Chan et al. from Hong Kong reported a clinical trial using a single transcranial PBM session to improve memory in older adults with mild cognitive impairment . Functional near-infrared spectroscopy showed that the hemodynamic responses during the memory tasks were lower after PBM. Another paper from Cassano’s group used transcranial PBM to modify electroencephalogram activity and cerebral blood flow . c-tPBM significantly boosted gamma and beta EEG spectral power in eyes-open recording and gamma power in eyes-closed recording.
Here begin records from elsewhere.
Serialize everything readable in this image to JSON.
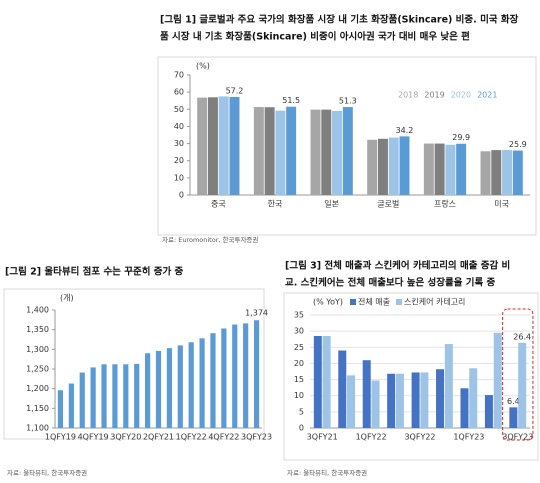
{
  "chart_data": [
    {
      "type": "bar",
      "title": [
        "[그림 1] 글로벌과 주요 국가의 화장품 시장 내 기초 화장품(Skincare) 비중. 미국 화장",
        "품 시장 내 기초 화장품(Skincare) 비중이 아시아권 국가 대비 매우 낮은 편"
      ],
      "unit": "(%)",
      "source": "자료: Euromonitor, 한국투자증권",
      "categories": [
        "중국",
        "한국",
        "일본",
        "글로벌",
        "프랑스",
        "미국"
      ],
      "series": [
        {
          "name": "2018",
          "color": "#a6a6a6",
          "values": [
            56.8,
            51.3,
            49.8,
            32.2,
            30.0,
            25.5
          ]
        },
        {
          "name": "2019",
          "color": "#7f7f7f",
          "values": [
            57.0,
            51.2,
            49.8,
            32.8,
            30.0,
            26.2
          ]
        },
        {
          "name": "2020",
          "color": "#9dc3e6",
          "values": [
            57.5,
            49.2,
            49.0,
            33.5,
            29.3,
            26.2
          ]
        },
        {
          "name": "2021",
          "color": "#5b9bd5",
          "values": [
            57.2,
            51.5,
            51.3,
            34.2,
            29.9,
            25.9
          ],
          "show_labels": "all"
        }
      ],
      "ylim": [
        0,
        70
      ],
      "yticks": [
        0,
        10,
        20,
        30,
        40,
        50,
        60,
        70
      ],
      "grid": false,
      "legend": "top-right",
      "legend_style": "text"
    },
    {
      "type": "bar",
      "title": [
        "[그림 2] 울타뷰티 점포 수는 꾸준히 증가 중"
      ],
      "unit": "(개)",
      "source": "자료: 울타뷰티, 한국투자증권",
      "categories": [
        "1QFY19",
        null,
        null,
        "4QFY19",
        null,
        null,
        "3QFY20",
        null,
        null,
        "2QFY21",
        null,
        null,
        "1QFY22",
        null,
        null,
        "4QFY22",
        null,
        null,
        "3QFY23"
      ],
      "values": [
        1196,
        1213,
        1241,
        1254,
        1262,
        1262,
        1262,
        1263,
        1290,
        1296,
        1303,
        1310,
        1318,
        1328,
        1341,
        1353,
        1363,
        1366,
        1374
      ],
      "value_labels": [
        null,
        null,
        null,
        null,
        null,
        null,
        null,
        null,
        null,
        null,
        null,
        null,
        null,
        null,
        null,
        null,
        null,
        null,
        "1,374"
      ],
      "color": "#5b9bd5",
      "ylim": [
        1100,
        1400
      ],
      "yticks": [
        {
          "value": 1100,
          "label": "1,100"
        },
        {
          "value": 1150,
          "label": "1,150"
        },
        {
          "value": 1200,
          "label": "1,200"
        },
        {
          "value": 1250,
          "label": "1,250"
        },
        {
          "value": 1300,
          "label": "1,300"
        },
        {
          "value": 1350,
          "label": "1,350"
        },
        {
          "value": 1400,
          "label": "1,400"
        }
      ],
      "grid": false
    },
    {
      "type": "bar",
      "title": [
        "[그림 3] 전체 매출과 스킨케어 카테고리의 매출 증감 비",
        "교. 스킨케어는 전체 매출보다 높은 성장률을 기록 중"
      ],
      "unit": "(% YoY)",
      "source": "자료: 울타뷰티, 한국투자증권",
      "categories": [
        "3QFY21",
        null,
        "1QFY22",
        null,
        "3QFY22",
        null,
        "1QFY23",
        null,
        "3QFY23"
      ],
      "series": [
        {
          "name": "전체 매출",
          "color": "#4472c4",
          "values": [
            28.5,
            24.0,
            21.0,
            16.8,
            17.2,
            18.2,
            12.3,
            10.2,
            6.4
          ],
          "show_labels": "last"
        },
        {
          "name": "스킨케어 카테고리",
          "color": "#9dc3e6",
          "values": [
            28.5,
            16.3,
            14.7,
            16.8,
            17.2,
            26.0,
            18.5,
            29.5,
            26.4
          ],
          "show_labels": "last"
        }
      ],
      "ylim": [
        0,
        35
      ],
      "yticks": [
        0,
        5,
        10,
        15,
        20,
        25,
        30,
        35
      ],
      "grid": true,
      "legend": "top-left",
      "legend_style": "swatch"
    }
  ]
}
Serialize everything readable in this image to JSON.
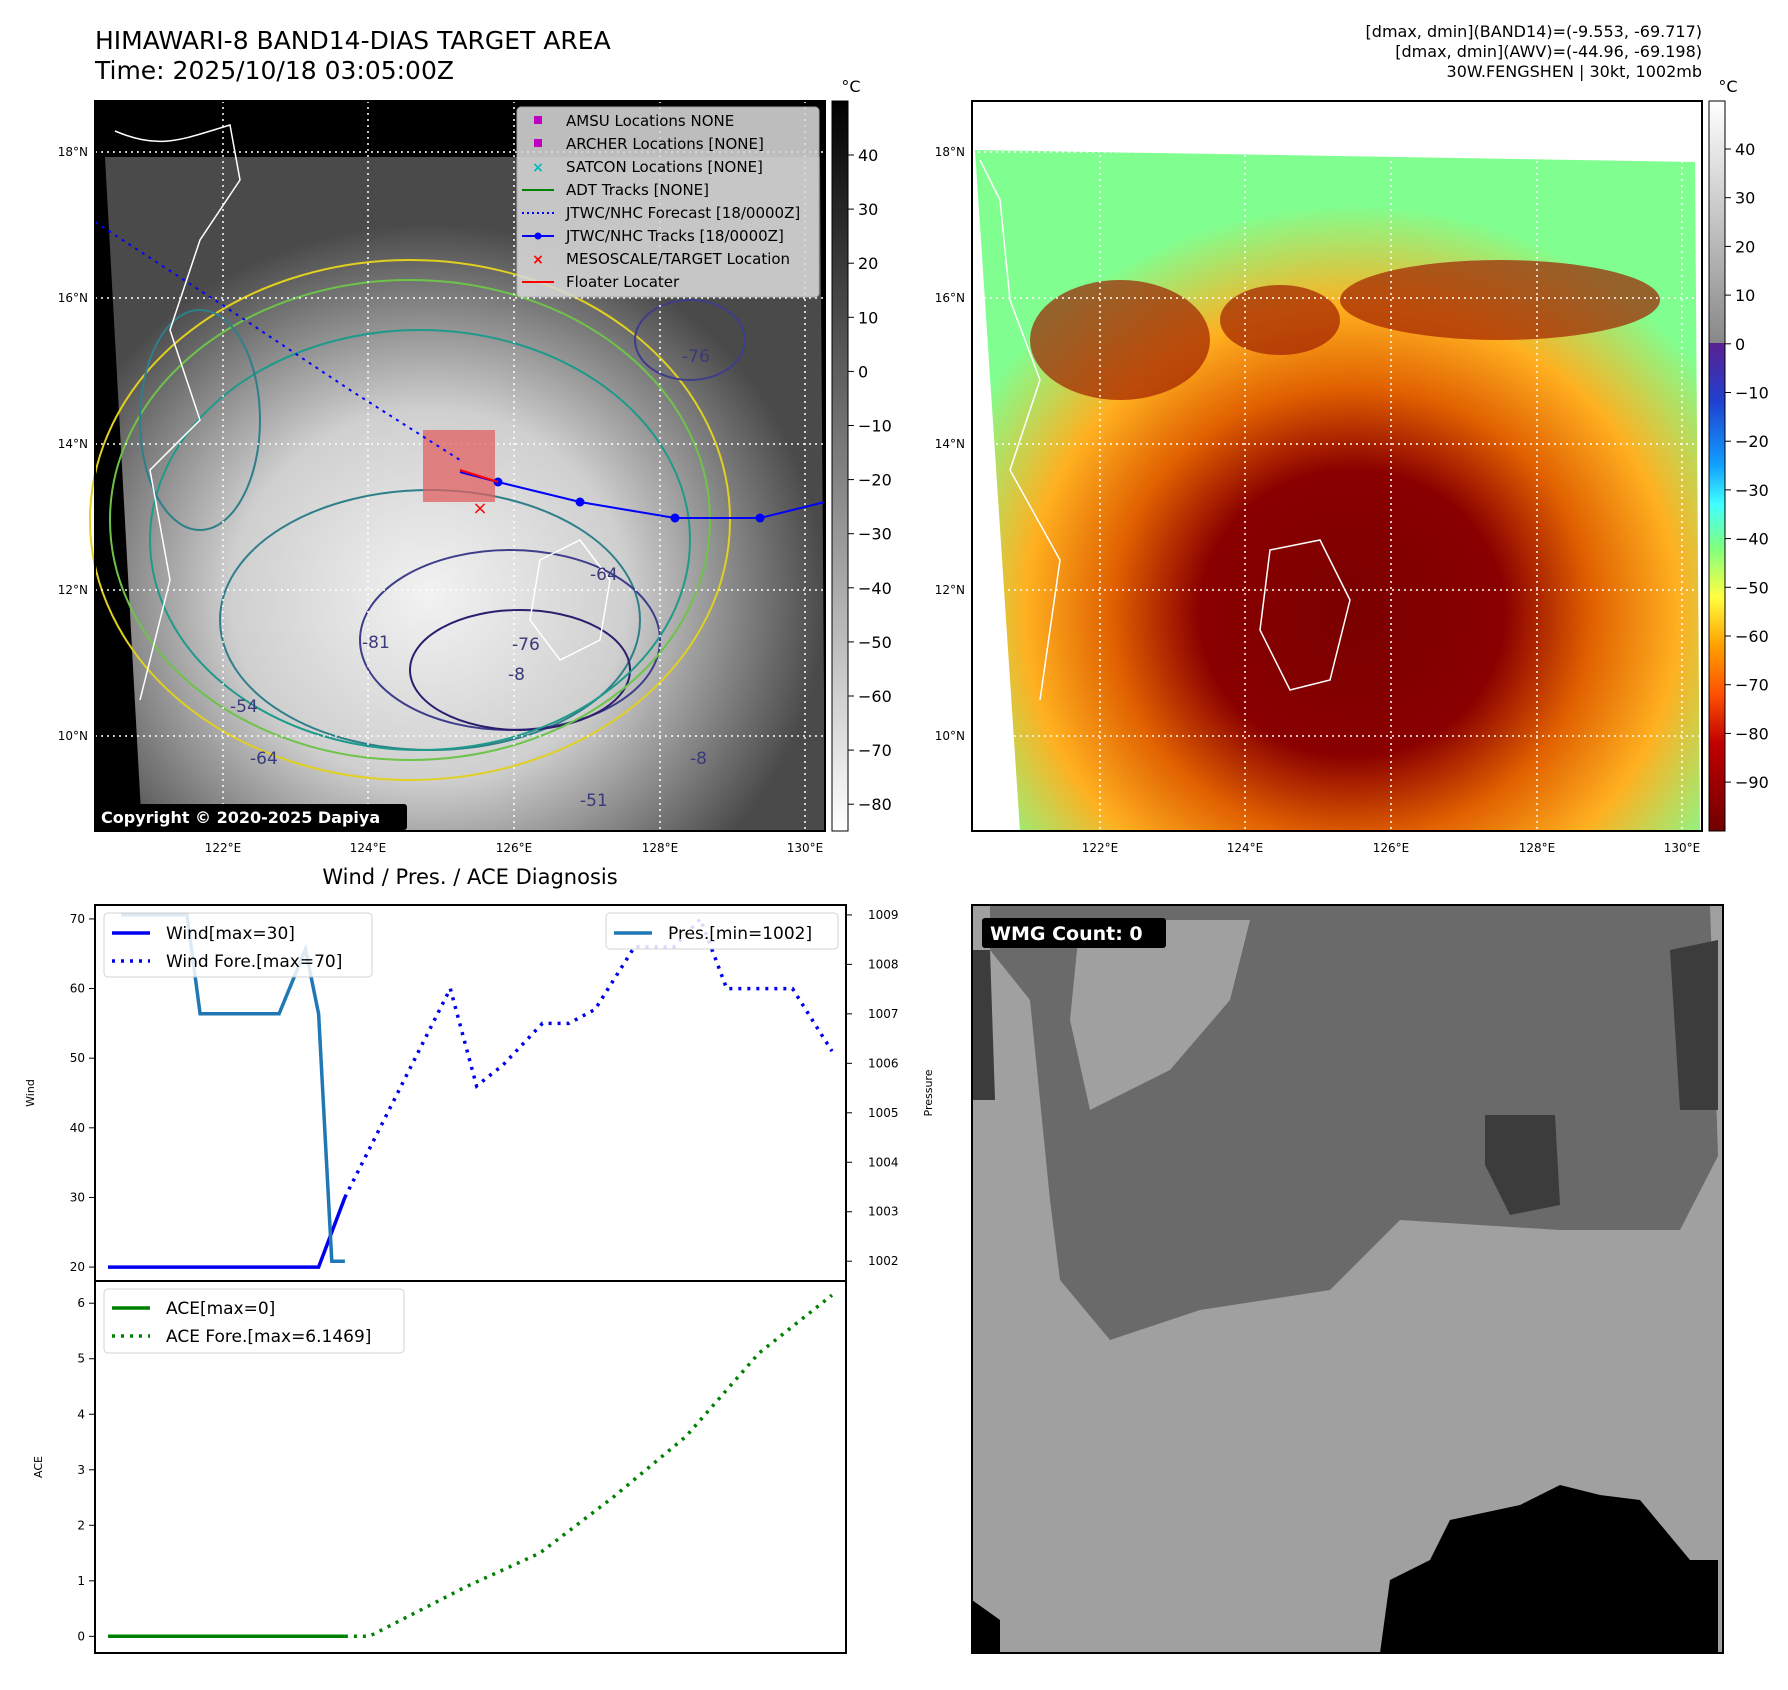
{
  "header": {
    "title_line1": "HIMAWARI-8 BAND14-DIAS TARGET AREA",
    "title_line2": "Time: 2025/10/18 03:05:00Z",
    "info_line1": "[dmax, dmin](BAND14)=(-9.553, -69.717)",
    "info_line2": "[dmax, dmin](AWV)=(-44.96, -69.198)",
    "info_line3": "30W.FENGSHEN | 30kt, 1002mb"
  },
  "map_left": {
    "lat_labels": [
      "18°N",
      "16°N",
      "14°N",
      "12°N",
      "10°N"
    ],
    "lon_labels": [
      "122°E",
      "124°E",
      "126°E",
      "128°E",
      "130°E"
    ],
    "legend": [
      {
        "label": "AMSU Locations NONE",
        "marker": "square",
        "color": "#c000c0"
      },
      {
        "label": "ARCHER Locations [NONE]",
        "marker": "square",
        "color": "#c000c0"
      },
      {
        "label": "SATCON Locations [NONE]",
        "marker": "x",
        "color": "#00bcbc"
      },
      {
        "label": "ADT Tracks [NONE]",
        "marker": "line",
        "color": "#008000"
      },
      {
        "label": "JTWC/NHC Forecast [18/0000Z]",
        "marker": "dotted",
        "color": "#0000ff"
      },
      {
        "label": "JTWC/NHC Tracks [18/0000Z]",
        "marker": "line-dot",
        "color": "#0000ff"
      },
      {
        "label": "MESOSCALE/TARGET Location",
        "marker": "x",
        "color": "#ff0000"
      },
      {
        "label": "Floater Locater",
        "marker": "line",
        "color": "#ff0000"
      }
    ],
    "contour_labels": [
      "-76",
      "-64",
      "-81",
      "-76",
      "-8",
      "-54",
      "-64",
      "-51",
      "-8"
    ],
    "copyright": "Copyright © 2020-2025 Dapiya",
    "colorbar": {
      "unit": "°C",
      "ticks": [
        "40",
        "30",
        "20",
        "10",
        "0",
        "−10",
        "−20",
        "−30",
        "−40",
        "−50",
        "−60",
        "−70",
        "−80"
      ]
    }
  },
  "map_right": {
    "lat_labels": [
      "18°N",
      "16°N",
      "14°N",
      "12°N",
      "10°N"
    ],
    "lon_labels": [
      "122°E",
      "124°E",
      "126°E",
      "128°E",
      "130°E"
    ],
    "colorbar": {
      "unit": "°C",
      "ticks": [
        "40",
        "30",
        "20",
        "10",
        "0",
        "−10",
        "−20",
        "−30",
        "−40",
        "−50",
        "−60",
        "−70",
        "−80",
        "−90"
      ]
    }
  },
  "wmg_panel": {
    "label": "WMG Count: 0"
  },
  "chart_data": [
    {
      "type": "line",
      "title": "Wind / Pres. / ACE Diagnosis",
      "ylabel": "Wind",
      "ylabel_right": "Pressure",
      "ylim": [
        18,
        72
      ],
      "ylim_right": [
        1001.6,
        1009.2
      ],
      "yticks": [
        "70",
        "60",
        "50",
        "40",
        "30",
        "20"
      ],
      "yticks_right": [
        "1009",
        "1008",
        "1007",
        "1006",
        "1005",
        "1004",
        "1003",
        "1002"
      ],
      "x_index_range": [
        0,
        38
      ],
      "legend_left": [
        "Wind[max=30]",
        "Wind Fore.[max=70]"
      ],
      "legend_right": [
        "Pres.[min=1002]"
      ],
      "series": [
        {
          "name": "Wind[max=30]",
          "axis": "left",
          "style": "solid",
          "color": "#0000ee",
          "x": [
            0,
            16,
            18
          ],
          "values": [
            20,
            20,
            30
          ]
        },
        {
          "name": "Wind Fore.[max=70]",
          "axis": "left",
          "style": "dotted",
          "color": "#0000ee",
          "x": [
            18,
            22,
            26,
            28,
            30,
            33,
            35,
            37,
            40,
            43,
            45,
            47,
            49,
            52,
            55
          ],
          "values": [
            30,
            45,
            60,
            46,
            49,
            55,
            55,
            57,
            66,
            66,
            70,
            60,
            60,
            60,
            51
          ]
        },
        {
          "name": "Pres.[min=1002]",
          "axis": "right",
          "style": "solid",
          "color": "#1f77b4",
          "x": [
            1,
            6,
            7,
            13,
            15,
            16,
            17,
            18
          ],
          "values": [
            1009,
            1009,
            1007,
            1007,
            1008.3,
            1007,
            1002,
            1002
          ]
        }
      ]
    },
    {
      "type": "line",
      "ylabel": "ACE",
      "ylim": [
        -0.3,
        6.4
      ],
      "yticks": [
        "6",
        "5",
        "4",
        "3",
        "2",
        "1",
        "0"
      ],
      "x_index_range": [
        0,
        38
      ],
      "legend": [
        "ACE[max=0]",
        "ACE Fore.[max=6.1469]"
      ],
      "series": [
        {
          "name": "ACE[max=0]",
          "style": "solid",
          "color": "#008000",
          "x": [
            0,
            18
          ],
          "values": [
            0,
            0
          ]
        },
        {
          "name": "ACE Fore.[max=6.1469]",
          "style": "dotted",
          "color": "#008000",
          "x": [
            18,
            19,
            23,
            26,
            29,
            32,
            35,
            38
          ],
          "values": [
            0,
            0,
            0.9,
            1.5,
            2.5,
            3.6,
            5.1,
            6.1469
          ]
        }
      ]
    }
  ]
}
The next paper from the Laakso group in Australia reports a randomized double-blind placebo-controlled pilot study on 22 patients with Parkinson’s disease treated with a combination of transcranial PBM and intra-oral PBM . The eighth paper from Korea describes an uncontrolled pilot trial of PBM in 14 patients with mild cognitive impairment . PBM was applied to the neck overlying the arteries supplying the brain, and improved regional cerebral blood flow, as well as cognitive function, memory, and frontal/executive function. The final paper from a group in China describes a different type of light therapy, which is somewhat different from PBM . This uses blue-green light from LED glasses delivered into the eyes to affect intrinsically photosensitive retinal ganglion cells, in an ongoing trial with 150 patients with mild cognitive impairment to improve cognitive performance, sleep, and mood.
We expect PBM to continue to be investigated to treat diverse brain disorders, considering the evidence of efficacy, almost complete lack of adverse effects, and the availability of relatively inexpensive LED devices that can be used at home.